According to market analysts, the decrease in patient care at newly-merged hospitals is caused by reduced competition in the healthcare marketplace. Because the price for medical care is generally set by the government or a private insurance provider, hospitals are left to differentiate themselves in the marketplace by the quality of care provided to their patients. For example, a well-insured hospital patient will likely choose the best hospital in the area for her surgery.
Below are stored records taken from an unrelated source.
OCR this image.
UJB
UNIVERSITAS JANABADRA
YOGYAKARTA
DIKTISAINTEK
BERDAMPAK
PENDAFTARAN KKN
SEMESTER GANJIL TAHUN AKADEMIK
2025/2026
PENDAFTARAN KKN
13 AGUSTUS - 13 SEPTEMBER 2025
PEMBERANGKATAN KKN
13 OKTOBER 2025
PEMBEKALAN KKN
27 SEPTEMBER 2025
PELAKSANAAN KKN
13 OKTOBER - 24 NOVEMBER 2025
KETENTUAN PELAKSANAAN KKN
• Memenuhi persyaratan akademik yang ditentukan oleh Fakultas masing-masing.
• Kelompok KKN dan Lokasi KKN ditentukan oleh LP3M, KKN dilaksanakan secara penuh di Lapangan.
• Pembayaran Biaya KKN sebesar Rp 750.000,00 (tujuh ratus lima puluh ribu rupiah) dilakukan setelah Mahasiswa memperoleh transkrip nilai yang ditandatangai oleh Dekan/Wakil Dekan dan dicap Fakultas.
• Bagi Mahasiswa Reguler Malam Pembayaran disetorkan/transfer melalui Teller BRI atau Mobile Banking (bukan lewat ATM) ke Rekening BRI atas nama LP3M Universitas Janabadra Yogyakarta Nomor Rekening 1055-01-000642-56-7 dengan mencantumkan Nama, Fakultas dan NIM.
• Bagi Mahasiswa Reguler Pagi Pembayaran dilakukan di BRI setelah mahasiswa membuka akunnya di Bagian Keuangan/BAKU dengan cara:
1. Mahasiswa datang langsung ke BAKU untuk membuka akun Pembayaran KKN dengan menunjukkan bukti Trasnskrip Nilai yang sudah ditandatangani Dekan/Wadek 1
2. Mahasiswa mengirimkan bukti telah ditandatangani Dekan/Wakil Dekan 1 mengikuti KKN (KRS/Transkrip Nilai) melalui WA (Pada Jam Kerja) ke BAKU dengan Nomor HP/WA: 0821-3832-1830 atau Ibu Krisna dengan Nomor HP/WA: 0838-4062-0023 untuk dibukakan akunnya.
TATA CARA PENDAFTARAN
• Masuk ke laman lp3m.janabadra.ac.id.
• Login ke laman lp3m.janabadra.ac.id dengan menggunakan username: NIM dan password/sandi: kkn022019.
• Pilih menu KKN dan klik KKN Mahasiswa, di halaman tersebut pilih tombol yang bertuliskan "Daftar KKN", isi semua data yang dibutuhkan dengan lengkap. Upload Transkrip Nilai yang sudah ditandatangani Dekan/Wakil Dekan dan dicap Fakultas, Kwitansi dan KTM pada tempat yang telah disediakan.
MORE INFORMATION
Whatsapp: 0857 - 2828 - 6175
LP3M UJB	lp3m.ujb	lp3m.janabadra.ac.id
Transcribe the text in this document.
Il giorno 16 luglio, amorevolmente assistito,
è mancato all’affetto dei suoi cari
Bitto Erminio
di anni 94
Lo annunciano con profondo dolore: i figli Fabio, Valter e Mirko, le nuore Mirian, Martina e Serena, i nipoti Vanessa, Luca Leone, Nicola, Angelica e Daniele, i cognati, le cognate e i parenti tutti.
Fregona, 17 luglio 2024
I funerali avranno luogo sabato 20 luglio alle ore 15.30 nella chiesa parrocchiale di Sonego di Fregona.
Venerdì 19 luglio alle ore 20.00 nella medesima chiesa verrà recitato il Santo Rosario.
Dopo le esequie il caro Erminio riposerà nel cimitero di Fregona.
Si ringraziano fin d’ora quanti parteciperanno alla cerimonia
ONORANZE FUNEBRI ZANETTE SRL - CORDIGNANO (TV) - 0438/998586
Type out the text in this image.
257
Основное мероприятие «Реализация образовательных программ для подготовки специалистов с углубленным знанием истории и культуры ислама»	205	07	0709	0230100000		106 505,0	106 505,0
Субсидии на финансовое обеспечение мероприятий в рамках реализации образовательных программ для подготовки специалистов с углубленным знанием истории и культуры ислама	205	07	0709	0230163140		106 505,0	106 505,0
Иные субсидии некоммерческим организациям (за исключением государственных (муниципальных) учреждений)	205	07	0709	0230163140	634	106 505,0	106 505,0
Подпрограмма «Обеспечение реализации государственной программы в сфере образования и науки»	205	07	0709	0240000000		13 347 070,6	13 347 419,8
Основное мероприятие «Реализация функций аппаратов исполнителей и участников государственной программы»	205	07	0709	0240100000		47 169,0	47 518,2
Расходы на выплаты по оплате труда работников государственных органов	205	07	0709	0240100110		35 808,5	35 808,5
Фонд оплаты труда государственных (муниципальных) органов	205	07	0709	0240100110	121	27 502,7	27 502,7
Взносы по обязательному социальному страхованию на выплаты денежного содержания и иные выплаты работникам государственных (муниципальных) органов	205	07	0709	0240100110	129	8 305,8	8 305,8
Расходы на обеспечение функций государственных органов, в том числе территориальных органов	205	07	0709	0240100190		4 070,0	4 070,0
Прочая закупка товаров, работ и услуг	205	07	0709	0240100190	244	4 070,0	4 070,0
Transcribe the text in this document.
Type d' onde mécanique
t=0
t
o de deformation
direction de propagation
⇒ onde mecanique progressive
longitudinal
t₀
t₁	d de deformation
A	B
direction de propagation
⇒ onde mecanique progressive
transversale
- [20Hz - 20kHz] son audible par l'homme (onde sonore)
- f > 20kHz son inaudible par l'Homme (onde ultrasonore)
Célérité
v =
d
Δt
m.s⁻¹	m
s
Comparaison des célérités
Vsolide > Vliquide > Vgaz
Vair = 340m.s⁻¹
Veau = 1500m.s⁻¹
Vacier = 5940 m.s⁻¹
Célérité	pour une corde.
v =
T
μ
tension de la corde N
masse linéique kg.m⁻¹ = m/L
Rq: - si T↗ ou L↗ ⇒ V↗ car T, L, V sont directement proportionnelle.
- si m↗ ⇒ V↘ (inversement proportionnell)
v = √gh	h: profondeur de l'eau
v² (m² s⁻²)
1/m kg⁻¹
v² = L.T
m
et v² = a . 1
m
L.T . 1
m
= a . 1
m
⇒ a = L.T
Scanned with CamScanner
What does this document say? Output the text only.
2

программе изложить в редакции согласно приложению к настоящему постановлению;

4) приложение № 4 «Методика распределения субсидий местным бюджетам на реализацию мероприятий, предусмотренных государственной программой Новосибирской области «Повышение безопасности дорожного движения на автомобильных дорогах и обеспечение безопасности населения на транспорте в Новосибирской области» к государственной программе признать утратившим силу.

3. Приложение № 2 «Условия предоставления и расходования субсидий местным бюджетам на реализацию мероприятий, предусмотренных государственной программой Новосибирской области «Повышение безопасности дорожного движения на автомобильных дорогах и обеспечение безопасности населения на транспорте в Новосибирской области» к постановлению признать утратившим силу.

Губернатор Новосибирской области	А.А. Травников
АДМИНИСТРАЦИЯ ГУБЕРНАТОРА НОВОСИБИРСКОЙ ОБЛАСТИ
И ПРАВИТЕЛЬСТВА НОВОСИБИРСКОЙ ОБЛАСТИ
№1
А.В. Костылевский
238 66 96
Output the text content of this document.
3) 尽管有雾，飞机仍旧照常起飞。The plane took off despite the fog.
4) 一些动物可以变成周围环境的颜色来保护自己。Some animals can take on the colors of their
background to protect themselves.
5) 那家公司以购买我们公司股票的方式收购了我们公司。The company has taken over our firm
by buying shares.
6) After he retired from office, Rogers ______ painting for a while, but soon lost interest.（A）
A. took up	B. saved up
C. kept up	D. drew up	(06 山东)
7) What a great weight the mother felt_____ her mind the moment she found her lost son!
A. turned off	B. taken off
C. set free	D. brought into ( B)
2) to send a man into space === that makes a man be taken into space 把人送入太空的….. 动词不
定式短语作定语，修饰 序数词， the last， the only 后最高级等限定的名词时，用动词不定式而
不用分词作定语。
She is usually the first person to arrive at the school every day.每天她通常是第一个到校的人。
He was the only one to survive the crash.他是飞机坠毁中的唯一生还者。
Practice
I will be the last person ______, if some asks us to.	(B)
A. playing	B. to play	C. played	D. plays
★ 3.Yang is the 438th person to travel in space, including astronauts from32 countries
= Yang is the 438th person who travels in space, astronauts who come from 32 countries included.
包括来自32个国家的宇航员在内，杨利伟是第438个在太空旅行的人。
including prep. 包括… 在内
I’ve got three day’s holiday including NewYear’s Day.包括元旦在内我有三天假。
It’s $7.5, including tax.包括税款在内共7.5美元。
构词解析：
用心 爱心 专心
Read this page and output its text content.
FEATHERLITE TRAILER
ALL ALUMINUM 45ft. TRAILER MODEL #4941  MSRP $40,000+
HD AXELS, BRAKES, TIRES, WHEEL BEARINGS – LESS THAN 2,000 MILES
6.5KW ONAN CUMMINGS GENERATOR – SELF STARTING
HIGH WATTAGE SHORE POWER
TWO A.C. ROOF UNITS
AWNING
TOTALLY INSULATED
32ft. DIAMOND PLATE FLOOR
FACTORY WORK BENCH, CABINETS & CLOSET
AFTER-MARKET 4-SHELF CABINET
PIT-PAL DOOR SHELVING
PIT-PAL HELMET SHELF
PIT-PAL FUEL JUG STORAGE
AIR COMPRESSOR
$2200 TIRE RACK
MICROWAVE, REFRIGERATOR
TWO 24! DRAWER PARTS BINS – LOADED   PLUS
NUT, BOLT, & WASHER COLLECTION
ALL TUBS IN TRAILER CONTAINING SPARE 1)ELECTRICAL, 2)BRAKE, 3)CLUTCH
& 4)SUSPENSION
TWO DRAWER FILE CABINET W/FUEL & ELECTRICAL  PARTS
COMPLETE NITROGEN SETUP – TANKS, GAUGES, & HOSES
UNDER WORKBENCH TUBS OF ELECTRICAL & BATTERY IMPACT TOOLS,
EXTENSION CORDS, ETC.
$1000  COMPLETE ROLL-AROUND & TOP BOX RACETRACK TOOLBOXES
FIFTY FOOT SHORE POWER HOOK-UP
If there are five hospitals in the area, then each hospital will need to produce better patient outcomes than the other four hospitals. If there is a high market concentration and only two hospitals in the area could perform the surgery, then each hospital will only need to provide better patient care than one other hospital.

While the economics of healthcare may be a morally complex issue, the healthcare industry in the United States seemingly operates in a market-based system – producing the best patient outcomes when competing with other healthcare providers in the area.